Yates, Maroon and Bradley have gotten to see the evolution of the NFL's attitude toward concussions up close. Around 1990, Maroon remembers telling legendary coach Chuck Noll that his starting quarterback, Bubby Brister, shouldn't play the next week because Maroon felt the player had sustained a concussion. He advised Noll that Brister should sit at least two weeks.
"He said, 'What data do you have? What is the basis for that? If you want me to keep somebody out of football, I want objective data, not specious guidelines or your opinion,' " Maroon recalled.
Maroon felt Noll was right, and in response, he began developing a concussion test that would give the doctors a baseline for each player. That way, when a player needed to be evaluated, they could compare his results post-trauma to his results when lucid _ a practice that is now the foundation of determining whether a player has had a concussion or not. (The only difference is that now, Maroon performs the test with an iPad that contains detailed information on every player.)
"Initially," Maroon says, "athletes and their agents didn't want them doing this, but we convinced them that they could get back sooner if they did the test with us."
Says Yates, "So you can understand the walls upon which we strike our head, no pun intended."
As the concussion issue became more prevalent in the public eye, team doctors began to be heard more easily. Yates, who served as president of the NFL Physicians Society, got to sit on the NFL's competition committee. He believes good developments have happened with the help of about 40 rule changes geared toward lessening impacts to the head, and the numbers back him up.
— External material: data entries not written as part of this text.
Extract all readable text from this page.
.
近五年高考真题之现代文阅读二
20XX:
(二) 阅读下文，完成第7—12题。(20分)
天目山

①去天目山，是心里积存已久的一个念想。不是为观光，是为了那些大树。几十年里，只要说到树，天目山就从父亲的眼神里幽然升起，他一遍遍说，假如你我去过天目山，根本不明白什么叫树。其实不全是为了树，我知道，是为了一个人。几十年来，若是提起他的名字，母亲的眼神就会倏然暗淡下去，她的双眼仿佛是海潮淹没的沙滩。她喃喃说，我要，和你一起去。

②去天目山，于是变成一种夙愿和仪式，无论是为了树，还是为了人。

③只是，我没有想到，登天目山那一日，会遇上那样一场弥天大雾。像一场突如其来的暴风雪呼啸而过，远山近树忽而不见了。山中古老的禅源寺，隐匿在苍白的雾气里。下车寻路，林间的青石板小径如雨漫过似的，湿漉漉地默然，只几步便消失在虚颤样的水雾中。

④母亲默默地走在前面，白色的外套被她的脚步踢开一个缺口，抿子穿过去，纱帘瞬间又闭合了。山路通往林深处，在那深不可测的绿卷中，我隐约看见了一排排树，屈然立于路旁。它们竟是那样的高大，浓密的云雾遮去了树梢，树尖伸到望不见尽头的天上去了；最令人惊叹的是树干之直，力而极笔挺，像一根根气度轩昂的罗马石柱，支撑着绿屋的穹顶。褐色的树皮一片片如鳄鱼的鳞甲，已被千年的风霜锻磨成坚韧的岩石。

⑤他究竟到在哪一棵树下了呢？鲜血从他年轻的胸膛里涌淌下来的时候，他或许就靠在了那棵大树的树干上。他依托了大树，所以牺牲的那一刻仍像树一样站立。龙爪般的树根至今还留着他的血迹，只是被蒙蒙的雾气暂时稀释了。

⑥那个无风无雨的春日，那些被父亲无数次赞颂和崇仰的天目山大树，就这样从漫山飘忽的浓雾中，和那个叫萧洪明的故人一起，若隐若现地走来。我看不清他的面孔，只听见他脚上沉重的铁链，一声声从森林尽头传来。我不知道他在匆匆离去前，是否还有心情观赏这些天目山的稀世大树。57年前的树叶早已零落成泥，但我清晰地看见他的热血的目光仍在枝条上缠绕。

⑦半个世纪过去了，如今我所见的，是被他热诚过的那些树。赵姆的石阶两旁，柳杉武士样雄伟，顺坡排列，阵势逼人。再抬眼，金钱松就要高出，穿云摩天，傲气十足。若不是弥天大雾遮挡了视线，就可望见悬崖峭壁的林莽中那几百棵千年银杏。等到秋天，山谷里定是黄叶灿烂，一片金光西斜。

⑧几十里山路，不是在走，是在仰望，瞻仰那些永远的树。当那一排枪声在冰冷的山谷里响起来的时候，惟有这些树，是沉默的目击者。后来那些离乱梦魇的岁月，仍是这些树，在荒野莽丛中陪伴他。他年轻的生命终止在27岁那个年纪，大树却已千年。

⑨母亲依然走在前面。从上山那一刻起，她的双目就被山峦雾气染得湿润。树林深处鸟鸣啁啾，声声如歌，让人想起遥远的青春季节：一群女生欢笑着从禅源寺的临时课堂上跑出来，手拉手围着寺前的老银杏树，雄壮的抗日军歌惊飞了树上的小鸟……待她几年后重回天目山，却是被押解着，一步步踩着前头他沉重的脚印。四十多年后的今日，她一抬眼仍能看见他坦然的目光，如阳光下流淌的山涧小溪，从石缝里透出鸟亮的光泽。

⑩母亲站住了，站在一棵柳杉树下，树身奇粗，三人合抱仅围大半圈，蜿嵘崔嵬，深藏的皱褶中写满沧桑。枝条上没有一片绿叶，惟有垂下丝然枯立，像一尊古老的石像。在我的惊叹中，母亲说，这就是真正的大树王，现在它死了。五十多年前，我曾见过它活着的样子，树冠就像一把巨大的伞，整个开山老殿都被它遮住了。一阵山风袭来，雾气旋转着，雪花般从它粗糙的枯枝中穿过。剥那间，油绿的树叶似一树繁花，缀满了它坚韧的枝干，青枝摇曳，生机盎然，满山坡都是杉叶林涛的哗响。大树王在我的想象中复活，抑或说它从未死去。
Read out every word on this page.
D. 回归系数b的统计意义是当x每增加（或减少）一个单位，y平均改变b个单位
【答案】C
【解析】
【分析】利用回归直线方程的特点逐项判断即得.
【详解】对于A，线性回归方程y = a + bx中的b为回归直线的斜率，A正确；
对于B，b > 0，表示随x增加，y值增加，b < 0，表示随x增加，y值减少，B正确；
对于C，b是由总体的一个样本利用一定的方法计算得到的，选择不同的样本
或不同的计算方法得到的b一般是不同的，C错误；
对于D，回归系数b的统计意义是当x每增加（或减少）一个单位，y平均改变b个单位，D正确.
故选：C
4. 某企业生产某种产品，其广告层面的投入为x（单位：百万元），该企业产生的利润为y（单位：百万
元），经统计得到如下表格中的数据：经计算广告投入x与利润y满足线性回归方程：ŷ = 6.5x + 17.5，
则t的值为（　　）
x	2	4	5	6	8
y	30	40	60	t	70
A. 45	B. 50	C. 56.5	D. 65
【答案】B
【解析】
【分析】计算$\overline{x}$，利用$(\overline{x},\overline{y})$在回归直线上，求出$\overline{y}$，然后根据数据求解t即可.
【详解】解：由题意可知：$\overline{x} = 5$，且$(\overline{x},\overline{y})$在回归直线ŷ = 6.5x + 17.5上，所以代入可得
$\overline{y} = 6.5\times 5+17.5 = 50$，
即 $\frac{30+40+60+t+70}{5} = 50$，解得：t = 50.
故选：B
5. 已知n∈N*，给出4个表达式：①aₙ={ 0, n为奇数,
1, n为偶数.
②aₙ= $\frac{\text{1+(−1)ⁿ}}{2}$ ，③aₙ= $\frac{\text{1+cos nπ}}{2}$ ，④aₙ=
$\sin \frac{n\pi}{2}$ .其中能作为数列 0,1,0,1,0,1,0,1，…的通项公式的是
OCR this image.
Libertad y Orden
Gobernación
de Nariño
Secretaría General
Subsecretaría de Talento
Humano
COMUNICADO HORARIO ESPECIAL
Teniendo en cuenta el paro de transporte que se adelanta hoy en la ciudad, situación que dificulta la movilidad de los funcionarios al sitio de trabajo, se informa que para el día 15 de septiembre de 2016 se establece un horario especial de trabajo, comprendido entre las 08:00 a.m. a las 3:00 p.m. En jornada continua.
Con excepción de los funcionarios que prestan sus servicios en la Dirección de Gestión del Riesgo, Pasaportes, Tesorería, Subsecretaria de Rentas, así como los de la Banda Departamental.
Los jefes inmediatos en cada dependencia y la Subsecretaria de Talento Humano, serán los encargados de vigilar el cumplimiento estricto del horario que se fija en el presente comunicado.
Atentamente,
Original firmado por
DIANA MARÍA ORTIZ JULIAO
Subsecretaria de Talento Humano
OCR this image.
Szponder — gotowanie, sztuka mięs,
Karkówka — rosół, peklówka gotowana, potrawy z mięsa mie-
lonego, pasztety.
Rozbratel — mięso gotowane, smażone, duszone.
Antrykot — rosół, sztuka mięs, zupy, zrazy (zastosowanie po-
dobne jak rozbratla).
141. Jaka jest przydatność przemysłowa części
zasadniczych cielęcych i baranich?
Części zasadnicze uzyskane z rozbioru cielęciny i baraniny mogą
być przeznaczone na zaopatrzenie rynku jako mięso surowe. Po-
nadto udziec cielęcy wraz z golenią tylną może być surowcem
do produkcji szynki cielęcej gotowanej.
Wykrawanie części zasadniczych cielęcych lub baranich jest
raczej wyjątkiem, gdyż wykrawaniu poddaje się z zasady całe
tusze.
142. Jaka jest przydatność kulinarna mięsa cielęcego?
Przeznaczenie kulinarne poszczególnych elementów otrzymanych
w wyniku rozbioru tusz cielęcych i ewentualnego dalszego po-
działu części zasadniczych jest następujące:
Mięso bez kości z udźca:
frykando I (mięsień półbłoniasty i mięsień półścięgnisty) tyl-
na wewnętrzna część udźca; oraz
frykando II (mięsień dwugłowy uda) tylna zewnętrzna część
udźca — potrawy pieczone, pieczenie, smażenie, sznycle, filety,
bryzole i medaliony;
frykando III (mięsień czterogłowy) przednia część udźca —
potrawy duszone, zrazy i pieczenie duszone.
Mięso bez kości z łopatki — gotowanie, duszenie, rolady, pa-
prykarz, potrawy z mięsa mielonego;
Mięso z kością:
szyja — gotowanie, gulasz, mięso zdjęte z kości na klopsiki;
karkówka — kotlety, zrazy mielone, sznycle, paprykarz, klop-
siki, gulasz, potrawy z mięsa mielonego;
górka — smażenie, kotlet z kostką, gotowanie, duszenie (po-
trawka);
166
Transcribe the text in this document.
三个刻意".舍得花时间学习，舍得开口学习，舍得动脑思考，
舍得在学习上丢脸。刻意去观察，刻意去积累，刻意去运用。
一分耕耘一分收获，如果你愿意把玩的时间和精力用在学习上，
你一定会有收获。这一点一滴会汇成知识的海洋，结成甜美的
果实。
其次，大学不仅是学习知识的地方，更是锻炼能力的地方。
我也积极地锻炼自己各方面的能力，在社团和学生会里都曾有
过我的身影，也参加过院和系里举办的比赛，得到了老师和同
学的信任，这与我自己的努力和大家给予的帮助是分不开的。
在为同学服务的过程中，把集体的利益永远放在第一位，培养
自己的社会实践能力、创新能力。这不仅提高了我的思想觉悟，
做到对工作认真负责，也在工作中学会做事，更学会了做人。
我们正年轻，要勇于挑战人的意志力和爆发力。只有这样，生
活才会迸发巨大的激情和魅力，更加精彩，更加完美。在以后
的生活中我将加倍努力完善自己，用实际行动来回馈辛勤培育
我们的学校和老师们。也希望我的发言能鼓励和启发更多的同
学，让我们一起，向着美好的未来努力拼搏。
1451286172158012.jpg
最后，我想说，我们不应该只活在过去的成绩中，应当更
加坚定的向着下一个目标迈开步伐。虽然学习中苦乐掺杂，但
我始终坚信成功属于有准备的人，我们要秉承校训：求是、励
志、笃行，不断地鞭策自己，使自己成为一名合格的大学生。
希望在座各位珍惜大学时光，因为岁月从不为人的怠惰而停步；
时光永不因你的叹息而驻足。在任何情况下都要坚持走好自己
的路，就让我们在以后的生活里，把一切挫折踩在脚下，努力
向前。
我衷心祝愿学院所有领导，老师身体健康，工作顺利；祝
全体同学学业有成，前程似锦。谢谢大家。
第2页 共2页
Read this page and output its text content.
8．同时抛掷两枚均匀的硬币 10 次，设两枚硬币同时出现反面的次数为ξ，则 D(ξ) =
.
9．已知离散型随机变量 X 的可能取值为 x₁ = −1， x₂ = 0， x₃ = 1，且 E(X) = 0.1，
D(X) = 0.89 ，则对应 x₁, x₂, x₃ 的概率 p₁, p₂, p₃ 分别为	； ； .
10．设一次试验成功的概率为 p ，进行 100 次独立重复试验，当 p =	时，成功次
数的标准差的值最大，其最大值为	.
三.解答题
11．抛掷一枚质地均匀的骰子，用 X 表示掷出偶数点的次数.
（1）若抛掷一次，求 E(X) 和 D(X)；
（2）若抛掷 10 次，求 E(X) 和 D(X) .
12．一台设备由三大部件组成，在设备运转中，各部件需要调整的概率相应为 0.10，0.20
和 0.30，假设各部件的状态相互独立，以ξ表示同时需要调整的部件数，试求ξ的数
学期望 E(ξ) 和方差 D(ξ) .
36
The NFL states that, since 2012, concussions in regular season games are down 35 percent, and helmet-to-helmet hits are down 43 percent.
"We're witnessing a culture change," Miller of the NFL said. "None of that is saying that this is the end of the road."
On a recent Sunday, Maroon visited Biggerstaff in the booth, where he's surrounded by four screens and an assistant who performs all of the video duties so he can focus on the live action.
Before heading down to the field, Maroon smiled and said to Biggerstaff, "I hope I don't hear from you today."